Angelhunt by Mike Ripley

"The last camel collapsed at noon."
The Key to Rebecca by Ken Follett

"I woke up with a twenty-pound dog wrapped around my head like an Easter bonnet."
False Profits by Patricia Smiley

"It may be only blackmail," said the man in the taxi hopefully.
The Tiger in the Smoke by Margery Allingham.

"The thousand injuries of Fortunato I had borne as best I could, but when he ventured upon insult, I vowed revenge."
The Cask of Amontillado by Edgar Allan Poe

"On the day his destiny returned to claim him, Ted Mundy was sporting a bowler hat and balancing on a soap box in one of Mad King Ludwig's castles in Bavaria."
Absolute Friends by John Le Carre

"In the crypt of the abbey church at Hallowdene, the monks were boiling their bishop."
The Bone-Pedlar by Sylvian Hamilton

"Countess Judith kept her husband's head in a box."
The Gleemaiden by Sylvian Hamilton

"Which one of you bitches is my mother?"
Lace by Shirley Conran

And for those of you who want even more, this person has devoted an entire blog to first lines, while these folks give out awards to best first lines.

Sunday, January 15, 2006

Karin Fossum

If you want a haunting thriller / mystery with a psychological edge, then that's Karin Fossum's books. I read her first book, Don't Look Back, for my online book discussion group, 4 Mystery Addicts. She's a Norwegian writer, her language is very sparse yet she draws you in immediately and never lets go. She starts out leading you in one direction, only to pull a fast one on the reader. And what she does in the beginning, she does in the end, leaving us with a very ambiguous ending -- do we really know who the killer was? It was a very neat trick.

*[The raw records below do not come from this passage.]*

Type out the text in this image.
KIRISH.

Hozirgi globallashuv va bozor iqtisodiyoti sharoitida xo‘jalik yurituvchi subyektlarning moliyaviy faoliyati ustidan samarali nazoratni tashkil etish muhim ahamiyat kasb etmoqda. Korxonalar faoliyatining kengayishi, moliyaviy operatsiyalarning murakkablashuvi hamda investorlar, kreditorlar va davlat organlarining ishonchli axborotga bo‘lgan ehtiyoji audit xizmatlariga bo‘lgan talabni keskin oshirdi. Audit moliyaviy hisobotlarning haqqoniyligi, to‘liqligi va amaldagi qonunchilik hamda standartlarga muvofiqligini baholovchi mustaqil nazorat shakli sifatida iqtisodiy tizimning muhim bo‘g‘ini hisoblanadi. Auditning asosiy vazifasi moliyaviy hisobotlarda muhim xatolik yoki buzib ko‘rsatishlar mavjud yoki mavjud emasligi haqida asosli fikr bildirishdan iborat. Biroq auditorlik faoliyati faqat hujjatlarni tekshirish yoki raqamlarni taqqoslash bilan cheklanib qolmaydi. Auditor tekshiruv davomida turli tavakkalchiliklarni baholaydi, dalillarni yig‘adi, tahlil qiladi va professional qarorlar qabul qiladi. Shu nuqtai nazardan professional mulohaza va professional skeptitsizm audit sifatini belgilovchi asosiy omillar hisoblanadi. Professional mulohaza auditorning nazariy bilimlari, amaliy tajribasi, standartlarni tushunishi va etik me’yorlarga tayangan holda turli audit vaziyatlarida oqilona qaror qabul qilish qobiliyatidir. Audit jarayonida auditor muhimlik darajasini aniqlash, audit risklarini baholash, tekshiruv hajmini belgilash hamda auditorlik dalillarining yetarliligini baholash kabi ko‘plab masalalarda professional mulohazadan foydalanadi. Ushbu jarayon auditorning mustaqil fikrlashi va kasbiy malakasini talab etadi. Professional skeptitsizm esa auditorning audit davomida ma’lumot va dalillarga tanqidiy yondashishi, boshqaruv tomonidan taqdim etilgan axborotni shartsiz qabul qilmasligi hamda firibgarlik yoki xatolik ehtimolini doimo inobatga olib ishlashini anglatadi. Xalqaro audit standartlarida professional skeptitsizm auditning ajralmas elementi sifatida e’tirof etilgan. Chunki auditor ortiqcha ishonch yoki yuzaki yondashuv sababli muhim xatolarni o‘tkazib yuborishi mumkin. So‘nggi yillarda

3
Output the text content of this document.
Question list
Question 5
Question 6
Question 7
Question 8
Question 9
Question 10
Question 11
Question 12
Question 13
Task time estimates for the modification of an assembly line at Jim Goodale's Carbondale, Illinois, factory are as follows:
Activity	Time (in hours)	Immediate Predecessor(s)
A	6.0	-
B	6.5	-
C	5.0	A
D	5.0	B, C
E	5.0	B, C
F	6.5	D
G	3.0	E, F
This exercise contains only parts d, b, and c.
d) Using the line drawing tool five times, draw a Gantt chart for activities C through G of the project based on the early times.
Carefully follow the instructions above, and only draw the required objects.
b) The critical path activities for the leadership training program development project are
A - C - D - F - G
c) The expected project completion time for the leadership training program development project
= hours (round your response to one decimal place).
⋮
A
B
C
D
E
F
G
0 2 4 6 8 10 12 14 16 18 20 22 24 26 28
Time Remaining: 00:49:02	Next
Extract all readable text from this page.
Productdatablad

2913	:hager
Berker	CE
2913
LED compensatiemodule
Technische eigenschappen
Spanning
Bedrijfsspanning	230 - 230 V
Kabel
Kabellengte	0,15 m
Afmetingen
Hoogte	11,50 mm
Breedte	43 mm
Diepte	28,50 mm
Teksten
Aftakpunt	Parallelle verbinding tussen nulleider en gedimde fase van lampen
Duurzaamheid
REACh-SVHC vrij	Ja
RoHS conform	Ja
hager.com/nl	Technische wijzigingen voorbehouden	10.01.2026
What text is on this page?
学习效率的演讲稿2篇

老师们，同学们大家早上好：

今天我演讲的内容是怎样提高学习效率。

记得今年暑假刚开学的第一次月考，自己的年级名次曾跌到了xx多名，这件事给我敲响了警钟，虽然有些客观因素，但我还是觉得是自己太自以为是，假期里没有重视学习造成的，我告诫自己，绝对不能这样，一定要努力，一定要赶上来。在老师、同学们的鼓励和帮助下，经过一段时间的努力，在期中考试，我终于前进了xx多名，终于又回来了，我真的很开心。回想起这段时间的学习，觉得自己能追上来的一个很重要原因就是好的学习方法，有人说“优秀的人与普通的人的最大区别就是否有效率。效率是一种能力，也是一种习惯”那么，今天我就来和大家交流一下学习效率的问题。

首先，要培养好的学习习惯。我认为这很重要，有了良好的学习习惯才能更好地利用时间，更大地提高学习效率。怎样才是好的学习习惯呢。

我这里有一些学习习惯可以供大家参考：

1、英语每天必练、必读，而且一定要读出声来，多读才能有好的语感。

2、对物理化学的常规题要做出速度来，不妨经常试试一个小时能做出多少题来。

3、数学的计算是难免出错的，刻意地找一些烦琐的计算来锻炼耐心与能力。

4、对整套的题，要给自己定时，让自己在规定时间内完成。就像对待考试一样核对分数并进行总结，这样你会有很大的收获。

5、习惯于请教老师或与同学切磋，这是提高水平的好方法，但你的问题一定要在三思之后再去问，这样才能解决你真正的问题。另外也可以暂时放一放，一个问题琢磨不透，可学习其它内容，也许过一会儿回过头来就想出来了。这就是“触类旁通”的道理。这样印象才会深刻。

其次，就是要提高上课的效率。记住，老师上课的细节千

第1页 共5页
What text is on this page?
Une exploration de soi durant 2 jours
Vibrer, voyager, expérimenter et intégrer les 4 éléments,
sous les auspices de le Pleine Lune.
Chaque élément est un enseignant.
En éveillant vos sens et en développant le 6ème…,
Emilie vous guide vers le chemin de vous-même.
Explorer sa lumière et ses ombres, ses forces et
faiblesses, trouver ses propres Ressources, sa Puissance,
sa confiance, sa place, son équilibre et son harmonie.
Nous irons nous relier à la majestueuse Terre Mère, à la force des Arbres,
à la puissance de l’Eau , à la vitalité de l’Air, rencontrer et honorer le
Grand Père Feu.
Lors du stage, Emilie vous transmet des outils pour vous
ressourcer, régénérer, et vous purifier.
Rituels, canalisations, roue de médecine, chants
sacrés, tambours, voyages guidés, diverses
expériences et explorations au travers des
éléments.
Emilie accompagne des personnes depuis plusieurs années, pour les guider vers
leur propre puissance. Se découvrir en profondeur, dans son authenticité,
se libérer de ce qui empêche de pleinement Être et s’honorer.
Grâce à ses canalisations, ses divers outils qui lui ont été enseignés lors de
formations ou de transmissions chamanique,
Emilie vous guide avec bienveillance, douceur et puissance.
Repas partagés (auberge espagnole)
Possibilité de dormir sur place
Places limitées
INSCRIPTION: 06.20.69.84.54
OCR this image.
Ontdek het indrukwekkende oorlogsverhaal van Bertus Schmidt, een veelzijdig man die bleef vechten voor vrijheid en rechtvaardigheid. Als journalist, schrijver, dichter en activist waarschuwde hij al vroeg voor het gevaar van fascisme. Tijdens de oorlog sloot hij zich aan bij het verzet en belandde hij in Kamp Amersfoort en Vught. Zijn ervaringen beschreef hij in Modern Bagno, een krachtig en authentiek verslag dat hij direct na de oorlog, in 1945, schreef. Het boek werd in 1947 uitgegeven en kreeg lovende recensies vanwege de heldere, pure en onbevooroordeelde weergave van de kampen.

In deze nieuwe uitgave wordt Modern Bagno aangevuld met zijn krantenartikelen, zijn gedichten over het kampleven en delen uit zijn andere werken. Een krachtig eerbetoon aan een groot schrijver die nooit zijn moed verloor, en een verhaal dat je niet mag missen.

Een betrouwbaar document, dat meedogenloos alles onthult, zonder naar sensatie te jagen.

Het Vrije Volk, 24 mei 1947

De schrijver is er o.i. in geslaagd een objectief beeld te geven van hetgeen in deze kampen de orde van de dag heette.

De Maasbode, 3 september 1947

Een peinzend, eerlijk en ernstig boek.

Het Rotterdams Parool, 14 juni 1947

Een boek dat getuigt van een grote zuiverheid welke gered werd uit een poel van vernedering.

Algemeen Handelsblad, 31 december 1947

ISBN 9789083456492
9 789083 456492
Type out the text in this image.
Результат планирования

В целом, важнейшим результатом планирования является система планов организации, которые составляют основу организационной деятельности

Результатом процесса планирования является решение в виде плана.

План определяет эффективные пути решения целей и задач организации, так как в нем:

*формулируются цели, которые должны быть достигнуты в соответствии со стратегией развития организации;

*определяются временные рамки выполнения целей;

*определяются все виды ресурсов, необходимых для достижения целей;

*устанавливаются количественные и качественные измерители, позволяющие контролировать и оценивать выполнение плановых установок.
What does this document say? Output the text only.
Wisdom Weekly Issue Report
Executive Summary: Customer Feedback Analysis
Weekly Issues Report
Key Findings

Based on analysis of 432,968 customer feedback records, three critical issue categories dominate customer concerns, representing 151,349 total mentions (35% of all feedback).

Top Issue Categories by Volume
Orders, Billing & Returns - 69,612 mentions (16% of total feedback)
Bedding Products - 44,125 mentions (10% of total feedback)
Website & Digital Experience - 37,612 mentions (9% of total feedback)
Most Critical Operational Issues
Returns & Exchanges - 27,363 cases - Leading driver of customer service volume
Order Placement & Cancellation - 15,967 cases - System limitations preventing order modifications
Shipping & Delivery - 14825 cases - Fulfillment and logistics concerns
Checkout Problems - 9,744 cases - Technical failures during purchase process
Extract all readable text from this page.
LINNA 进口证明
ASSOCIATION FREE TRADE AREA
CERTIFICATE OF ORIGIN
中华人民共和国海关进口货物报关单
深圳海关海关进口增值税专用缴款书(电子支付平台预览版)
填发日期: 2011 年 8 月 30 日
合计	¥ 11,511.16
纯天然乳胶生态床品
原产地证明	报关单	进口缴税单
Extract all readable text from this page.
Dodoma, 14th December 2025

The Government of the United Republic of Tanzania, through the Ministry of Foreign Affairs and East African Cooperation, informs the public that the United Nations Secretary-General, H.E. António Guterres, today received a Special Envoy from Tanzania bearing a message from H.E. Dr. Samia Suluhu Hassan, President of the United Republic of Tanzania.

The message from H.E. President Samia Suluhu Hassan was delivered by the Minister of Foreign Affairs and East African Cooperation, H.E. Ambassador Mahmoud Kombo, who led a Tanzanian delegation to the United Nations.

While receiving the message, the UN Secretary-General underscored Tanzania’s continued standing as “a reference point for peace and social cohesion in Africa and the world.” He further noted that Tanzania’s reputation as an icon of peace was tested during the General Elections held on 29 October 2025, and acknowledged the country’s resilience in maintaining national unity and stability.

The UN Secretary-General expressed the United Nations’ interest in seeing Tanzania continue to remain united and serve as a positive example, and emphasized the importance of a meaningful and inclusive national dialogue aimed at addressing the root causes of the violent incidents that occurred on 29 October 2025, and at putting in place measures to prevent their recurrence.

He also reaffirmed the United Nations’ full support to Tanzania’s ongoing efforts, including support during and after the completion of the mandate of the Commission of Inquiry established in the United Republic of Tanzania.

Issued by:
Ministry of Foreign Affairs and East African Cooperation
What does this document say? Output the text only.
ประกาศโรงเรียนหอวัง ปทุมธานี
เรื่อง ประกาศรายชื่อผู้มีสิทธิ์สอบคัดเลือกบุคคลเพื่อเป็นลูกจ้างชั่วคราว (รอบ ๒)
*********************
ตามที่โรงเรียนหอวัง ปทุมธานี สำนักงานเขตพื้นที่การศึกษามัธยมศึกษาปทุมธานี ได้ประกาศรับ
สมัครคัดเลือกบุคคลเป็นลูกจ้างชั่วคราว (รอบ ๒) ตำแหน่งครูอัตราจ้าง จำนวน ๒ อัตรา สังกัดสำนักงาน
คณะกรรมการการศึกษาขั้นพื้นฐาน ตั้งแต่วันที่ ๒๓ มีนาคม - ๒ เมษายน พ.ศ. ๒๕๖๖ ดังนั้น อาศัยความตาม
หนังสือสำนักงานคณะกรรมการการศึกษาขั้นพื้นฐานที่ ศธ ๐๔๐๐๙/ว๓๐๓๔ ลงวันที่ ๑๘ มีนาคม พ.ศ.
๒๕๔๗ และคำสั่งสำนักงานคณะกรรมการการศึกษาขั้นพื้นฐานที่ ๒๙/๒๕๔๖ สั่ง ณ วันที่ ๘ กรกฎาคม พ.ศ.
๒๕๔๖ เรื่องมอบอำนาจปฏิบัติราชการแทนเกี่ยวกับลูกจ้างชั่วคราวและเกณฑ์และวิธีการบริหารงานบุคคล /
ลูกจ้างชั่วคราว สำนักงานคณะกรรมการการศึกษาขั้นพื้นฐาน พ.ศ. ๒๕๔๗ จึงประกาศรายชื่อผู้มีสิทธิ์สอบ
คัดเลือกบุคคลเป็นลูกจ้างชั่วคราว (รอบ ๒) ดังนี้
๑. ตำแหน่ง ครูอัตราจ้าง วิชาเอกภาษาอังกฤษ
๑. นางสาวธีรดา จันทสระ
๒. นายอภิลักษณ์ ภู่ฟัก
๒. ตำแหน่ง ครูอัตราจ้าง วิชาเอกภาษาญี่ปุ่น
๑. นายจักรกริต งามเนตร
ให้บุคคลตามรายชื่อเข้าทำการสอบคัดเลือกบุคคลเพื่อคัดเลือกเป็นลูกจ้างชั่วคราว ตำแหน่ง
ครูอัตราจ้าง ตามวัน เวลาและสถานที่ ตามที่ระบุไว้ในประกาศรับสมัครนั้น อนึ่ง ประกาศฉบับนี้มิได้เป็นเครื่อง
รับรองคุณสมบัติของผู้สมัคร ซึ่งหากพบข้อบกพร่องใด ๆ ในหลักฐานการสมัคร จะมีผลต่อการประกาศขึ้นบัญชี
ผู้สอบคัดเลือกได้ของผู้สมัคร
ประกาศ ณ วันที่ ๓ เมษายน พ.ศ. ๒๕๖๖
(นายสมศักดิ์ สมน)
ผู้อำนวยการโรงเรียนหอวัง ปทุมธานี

Her second book in the series is He Who Fears the Wolf. It's dark, disturbing and very good. It's more of a psychological thriller really, though, than a mystery. You may very well figure out the killer before the ending, but it's still a powerful read.

Welcome to my blog!

For the past year, I've kept a journal of the books I've read and what I've thought about them. For 2006, I've decided to go public and share those books I love with the rest of you. Hope you enjoy my blog!